Netflix ISP Speed Rankings: iiNet Is Slowest For Streaming

Netflix ISP Speed Rankings: iiNet Is Slowest For Streaming
Image: Netflix

iiNet, a brand that originally made its name for prioritising quality service over price, has plunged to the bottom of the monthly Netflix broadband rankings for the first time in the survey’s history.

Netflix Australia each month publishes a league table of the six biggest internet service providers in the country, based on its own calculations of download speed during prime time. It has published the ladder since it started operating in Australia in early 2015, to encourage the local broadband industry to improve their game – a factor that heavily affects its own success.

iiNet, a company that now-NBN board member Michael Malone started in 1993 in Perth, expanded nationally through acquisitions and a name distinguished on quality broadband and service over cost-conscious rivals like TPG and Dodo.

The first five Netflix Australia surveys – from April to August 2015 – reflected this strategy, with iiNet coming either second or first in the speed rankings.

Then in September 2015, TPG completed a takeover of iiNet to become Australia’s second largest internet service provider. The new parent promised to retain the iiNet brand to cash in on its reputation, attempting to quell fears that the operation would become cost-focused like TPG.

But two years later, iiNet has come equal last in Netflix’s October rankings. The company is now tied with Dodo/iPrimus, which has only ever crept above second last position twice in the survey’s history.

Netflix Speed Index for October 2017. (Source: supplied)

Business Insider contacted iiNet for comment but had not received a response at the time of writing.

Telstra — after having a historic September in which it lifted itself off bottom place for the first time — is now flying, climbing two spots to overtake TPG into third spot. Telstra’s market leading position as an NBN retailer could be having some impact as the national network accelerates into dense urban areas.

Despite the improvement, a Telstra spokesperson downplayed the results and questioned the validity of Netflix’s measurements.

“Netflix provides an average video streaming speed snapshot, which is not an actual measure of line speed nor adjusted for the definition of the content being watched. The index cannot provide a valid comparison between ISPs, who have a vastly different mix of technologies and geographic ADSL footprints,” said the spokesperson.

Netflix Speed Index history from April 2015 to October 2017. (Source: supplied)

As a telco that covers the biggest population of all the providers and some very remote areas, Telstra always suffered – perhaps unfairly — in Netflix’s rankings. It had held the wooden spoon in every survey since Netflix started tracking Australian providers in April 2015 up until August this year.

“Our extensive network area services some 3.9 million customers over approximately 2800 exchanges, well beyond the area and number of ADSL equipped exchanges served by the ISPs in the comparison,” the Telstra spokesperson said.

Independent broadband provider Exetel has held onto the lead in October, following its ascension last month over Optus, which had held the top spot for two years before that.


  • Yep Optus are pretty good, I just have 12/1 NBN, don’t live anywhere near the city, and Netflix streams in HD perfectly at all times of day.

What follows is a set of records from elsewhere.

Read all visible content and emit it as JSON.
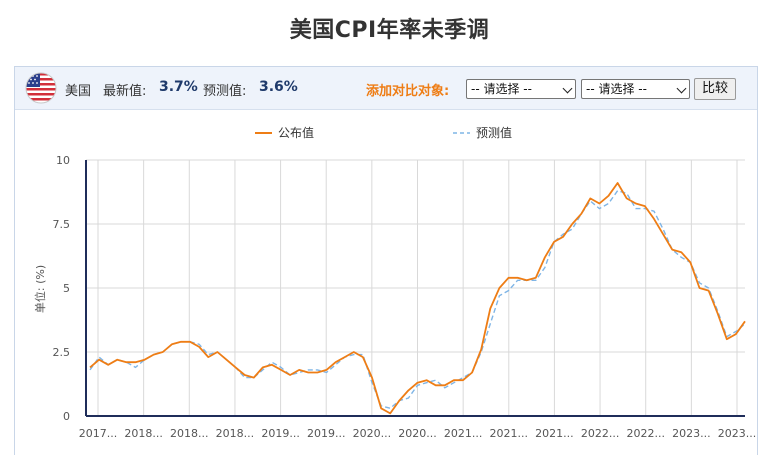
{
  "title": "美国CPI年率未季调",
  "info": {
    "country": "美国",
    "latest_label": "最新值:",
    "latest_value": "3.7%",
    "forecast_label": "预测值:",
    "forecast_value": "3.6%",
    "flag_icon": "us-flag-icon"
  },
  "compare": {
    "label": "添加对比对象:",
    "select1": "-- 请选择 --",
    "select2": "-- 请选择 --",
    "button": "比较"
  },
  "colors": {
    "published": "#ee7d15",
    "forecast": "#7fb5e6",
    "axis": "#1f2d5a",
    "grid": "#d9d9d9",
    "info_bg": "#eef3fb"
  },
  "chart_data": {
    "type": "line",
    "ylabel": "单位: (%)",
    "ylim": [
      0,
      10
    ],
    "yticks": [
      0,
      2.5,
      5,
      7.5,
      10
    ],
    "ytick_labels": [
      "0",
      "2.5",
      "5",
      "7.5",
      "10"
    ],
    "xtick_labels": [
      "2017...",
      "2018...",
      "2018...",
      "2018...",
      "2019...",
      "2019...",
      "2020...",
      "2020...",
      "2021...",
      "2021...",
      "2021...",
      "2022...",
      "2022...",
      "2023...",
      "2023..."
    ],
    "legend": [
      "公布值",
      "预测值"
    ],
    "legend_position": "top-center",
    "grid": true,
    "x": [
      "2017-08",
      "2017-09",
      "2017-10",
      "2017-11",
      "2017-12",
      "2018-01",
      "2018-02",
      "2018-03",
      "2018-04",
      "2018-05",
      "2018-06",
      "2018-07",
      "2018-08",
      "2018-09",
      "2018-10",
      "2018-11",
      "2018-12",
      "2019-01",
      "2019-02",
      "2019-03",
      "2019-04",
      "2019-05",
      "2019-06",
      "2019-07",
      "2019-08",
      "2019-09",
      "2019-10",
      "2019-11",
      "2019-12",
      "2020-01",
      "2020-02",
      "2020-03",
      "2020-04",
      "2020-05",
      "2020-06",
      "2020-07",
      "2020-08",
      "2020-09",
      "2020-10",
      "2020-11",
      "2020-12",
      "2021-01",
      "2021-02",
      "2021-03",
      "2021-04",
      "2021-05",
      "2021-06",
      "2021-07",
      "2021-08",
      "2021-09",
      "2021-10",
      "2021-11",
      "2021-12",
      "2022-01",
      "2022-02",
      "2022-03",
      "2022-04",
      "2022-05",
      "2022-06",
      "2022-07",
      "2022-08",
      "2022-09",
      "2022-10",
      "2022-11",
      "2022-12",
      "2023-01",
      "2023-02",
      "2023-03",
      "2023-04",
      "2023-05",
      "2023-06",
      "2023-07",
      "2023-08"
    ],
    "series": [
      {
        "name": "公布值",
        "style": "solid",
        "values": [
          1.9,
          2.2,
          2.0,
          2.2,
          2.1,
          2.1,
          2.2,
          2.4,
          2.5,
          2.8,
          2.9,
          2.9,
          2.7,
          2.3,
          2.5,
          2.2,
          1.9,
          1.6,
          1.5,
          1.9,
          2.0,
          1.8,
          1.6,
          1.8,
          1.7,
          1.7,
          1.8,
          2.1,
          2.3,
          2.5,
          2.3,
          1.5,
          0.3,
          0.1,
          0.6,
          1.0,
          1.3,
          1.4,
          1.2,
          1.2,
          1.4,
          1.4,
          1.7,
          2.6,
          4.2,
          5.0,
          5.4,
          5.4,
          5.3,
          5.4,
          6.2,
          6.8,
          7.0,
          7.5,
          7.9,
          8.5,
          8.3,
          8.6,
          9.1,
          8.5,
          8.3,
          8.2,
          7.7,
          7.1,
          6.5,
          6.4,
          6.0,
          5.0,
          4.9,
          4.0,
          3.0,
          3.2,
          3.7
        ]
      },
      {
        "name": "预测值",
        "style": "dashed",
        "values": [
          1.8,
          2.3,
          2.0,
          2.2,
          2.1,
          1.9,
          2.2,
          2.4,
          2.5,
          2.8,
          2.9,
          2.9,
          2.8,
          2.4,
          2.5,
          2.2,
          1.9,
          1.5,
          1.5,
          1.8,
          2.1,
          1.9,
          1.6,
          1.7,
          1.8,
          1.8,
          1.7,
          2.0,
          2.3,
          2.4,
          2.4,
          1.3,
          0.4,
          0.3,
          0.6,
          0.7,
          1.2,
          1.3,
          1.4,
          1.1,
          1.3,
          1.5,
          1.7,
          2.5,
          3.6,
          4.7,
          4.9,
          5.3,
          5.3,
          5.3,
          5.8,
          6.8,
          7.1,
          7.3,
          7.9,
          8.4,
          8.1,
          8.3,
          8.8,
          8.7,
          8.1,
          8.1,
          8.0,
          7.3,
          6.5,
          6.2,
          6.0,
          5.2,
          5.0,
          4.1,
          3.1,
          3.3,
          3.6
        ]
      }
    ]
  }
}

    Their router is crap though, keeps needing to be reset as some devices just stop being able to connect randomly until you turn it off and on again.

  • Totally can see this being true, having been with iiNet for over a decade, ever since TPG took over its all gone down hill in terms of speed, customer service, reliability and the over all experience. I’d hoped TPG wouldn’t stuff iiNet around but its defiantly happened.

    Only holding out till NBN is in my area to shop around.

    • Totally true.Their customer service and system are totally disagreed.I had to change them after 4 years.They even did not care about tens of my complaints.Not recommended to anybody

  • Rankings in isolation aren’t the whole story.

    The graph is more useful. It looks like iiNet haven’t really changed much whereas the others have picked up. That said they’re all within a whisker of each other, so I’d question whether the difference would be noticeable to the end user.

    It’s also not apparent whether these are means or medians. If the former, this data is far less useful due to skewing by outliers.

    • Agree, there is nothing really between all of them, compared to what it was like.

      Optus has spent longer on the top had the biggest dip in speeds since the last measurement.

      4 out 6 showed a decline… this is kind of surprising in an age when we are moving to the NBN, maybe NBNers are picking ISPs that aren’t listed and as such the residual ADSL users are pulling down the numbers.
      Will the decline continue? Stay tuned!

      Also, Telstra’s rise is the bigger headline, what a turnaround, may it continue!!

  • I’m not sure of the validity of these results, the difference between the top ranking ISP and the last is a difference of 140Kbit/s which translates to 17.5KB/s which is surely within the error margin of measuring ISP speeds. It is such a TINY margin of difference, this ranking is not overly conclusive.